Türk siyasi tarihinin en önemli ekollerinden birisi olan Milli Görüş’ün temsilcilerinden Saadet Partisi uzun zamandır bir kırılma yaşıyor.
Seçimlerdeki aldığı oy oranı ile kamuoyunda ve siyasetteki özgül ağırlığı arasında adeta bir uçurum olan Saadet Partisi artık yeni bir dönemecin eşiğinde.
Parti içinde bazı guruplaşmalar var. Açıkçası ben bu guruplaşmaların en çok Saadet Partisi'ne zarar vereceğini düşünsem de partinin içindeki gurupların başındaki 'büyükler' belli ki böyle düşünmüyor.
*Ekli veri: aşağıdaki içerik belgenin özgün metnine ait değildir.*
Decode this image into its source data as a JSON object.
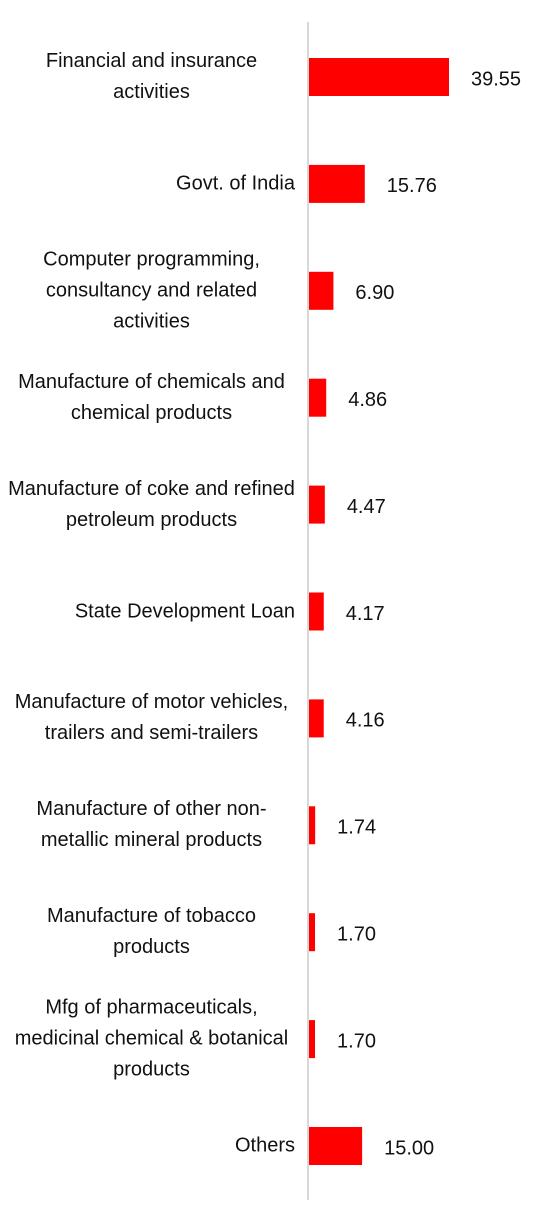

Genel Merkez bazı yerlerde tepeden inme bir şekilde il ve ilçe başkanlarını görevden alarak yerine kendi belirlediği isimleri atadı. Adana da o illerden birisiydi ve bugün de partinin il kongresi var.
Genel Merkez tarafından partiyi kongreye götürmesi için görevlendirilen ve kongrede Genel Merkez Adayı olarak seçime katılan Musa Ahmet Kaya ile Saadet Partisi Genel İdare Kurulu Üyesi Çelebi Keyhıdır İl Başkanlığı için yarışacaklar.
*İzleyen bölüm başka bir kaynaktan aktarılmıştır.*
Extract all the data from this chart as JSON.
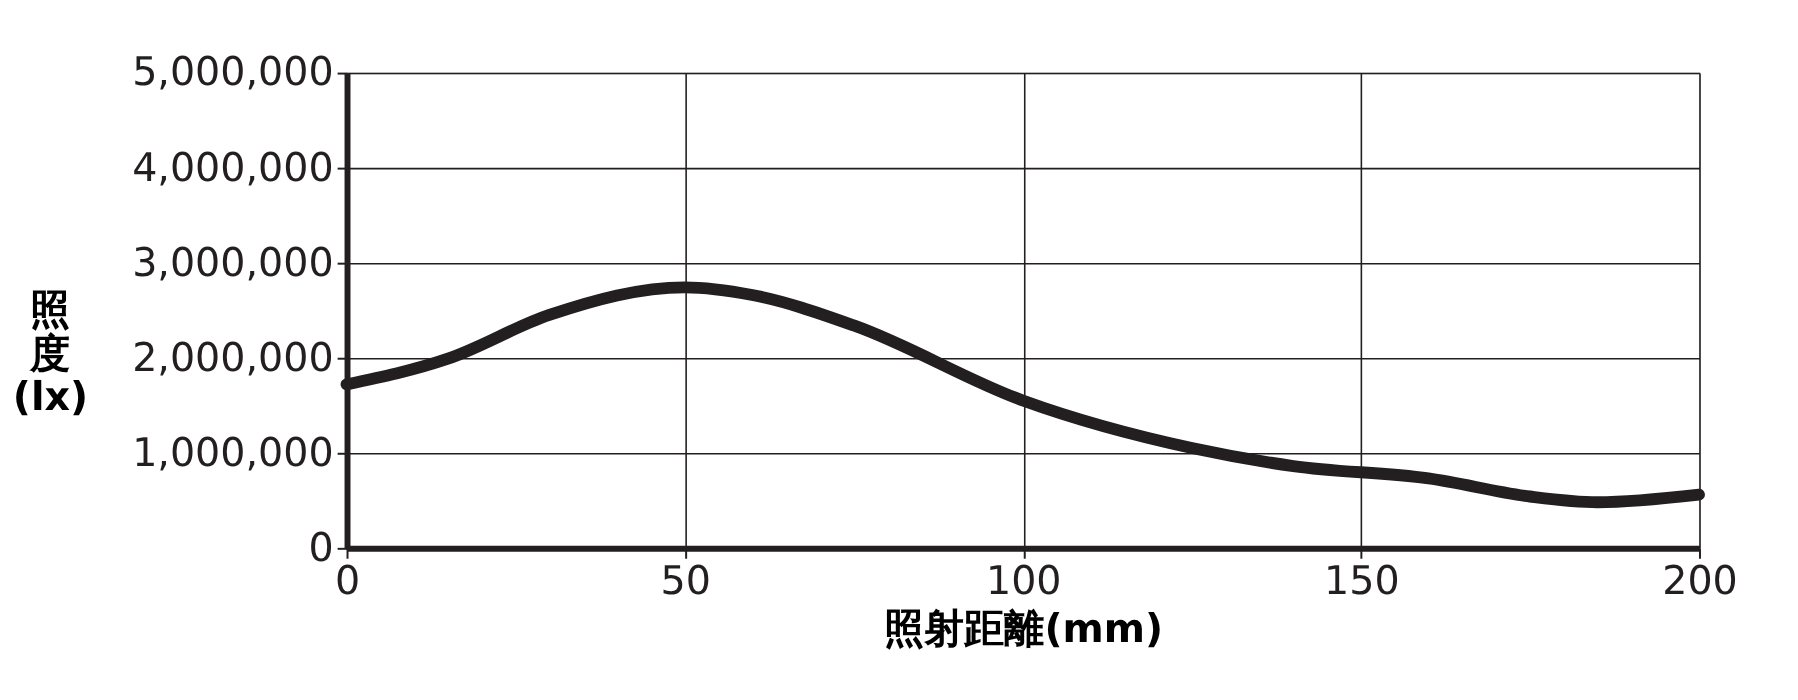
{
  "chart_data": {
    "type": "line",
    "xlabel": "照射距離(mm)",
    "ylabel": "照度(lx)",
    "x": [
      0,
      15,
      30,
      50,
      60,
      75,
      100,
      125,
      140,
      160,
      175,
      185,
      200
    ],
    "series": [
      {
        "color": "#231f20",
        "values": [
          1720000,
          1990000,
          2450000,
          2740000,
          2660000,
          2340000,
          1550000,
          1050000,
          860000,
          730000,
          540000,
          480000,
          560000
        ]
      }
    ],
    "xlim": [
      0,
      200
    ],
    "xticks": [
      0,
      50,
      100,
      150,
      200
    ],
    "ylim": [
      0,
      5000000
    ],
    "yticks": [
      {
        "value": 0,
        "label": "0"
      },
      {
        "value": 1000000,
        "label": "1,000,000"
      },
      {
        "value": 2000000,
        "label": "2,000,000"
      },
      {
        "value": 3000000,
        "label": "3,000,000"
      },
      {
        "value": 4000000,
        "label": "4,000,000"
      },
      {
        "value": 5000000,
        "label": "5,000,000"
      }
    ],
    "grid": true,
    "marker": "none",
    "line_style": "solid"
  }
}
Bu yazının yayınlandığı gün (eğer kongre ertelenmez veya iptal edilmezse) yeni başkan da belirlenmiş olacak. Ertelenme ihtimali de var iptal edilme ihtimali de ancak Pazar günü öğlene kadar bu ihtimallerle ilgili bir gelişme olmayınca ben de bu yazıyı yazma gereği duydum.
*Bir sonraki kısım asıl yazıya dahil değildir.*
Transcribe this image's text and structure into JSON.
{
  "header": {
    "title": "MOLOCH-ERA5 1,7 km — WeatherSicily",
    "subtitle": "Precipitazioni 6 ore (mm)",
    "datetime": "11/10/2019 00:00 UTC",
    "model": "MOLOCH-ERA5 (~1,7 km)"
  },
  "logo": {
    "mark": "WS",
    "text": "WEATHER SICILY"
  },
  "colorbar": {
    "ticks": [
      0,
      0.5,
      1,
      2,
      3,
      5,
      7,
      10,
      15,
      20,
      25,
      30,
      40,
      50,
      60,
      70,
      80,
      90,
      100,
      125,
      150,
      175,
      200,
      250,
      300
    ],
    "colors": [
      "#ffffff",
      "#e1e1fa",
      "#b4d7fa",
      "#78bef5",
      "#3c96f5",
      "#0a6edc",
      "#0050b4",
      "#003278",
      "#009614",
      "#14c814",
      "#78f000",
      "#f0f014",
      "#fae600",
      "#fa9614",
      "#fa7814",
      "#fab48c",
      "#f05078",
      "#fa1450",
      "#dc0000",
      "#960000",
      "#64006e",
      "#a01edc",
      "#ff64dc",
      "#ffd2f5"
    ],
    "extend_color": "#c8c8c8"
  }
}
Dün, hem mevcut Başkan Musa Ahmet Kaya ile hem de başkan adayı partinin Adana’daki 'Dayı'sı Çelebi Keyhıdır ile konuştum. Hatta ömrünü Milli Görüş'e vakfetmiş, kimsenin olmadığı zamanlarda partisine sahip çıkmış, gerçek bir gönül adamı, azledilen sabık İl Başkanı Mustafa Gözütok ile de konuştum.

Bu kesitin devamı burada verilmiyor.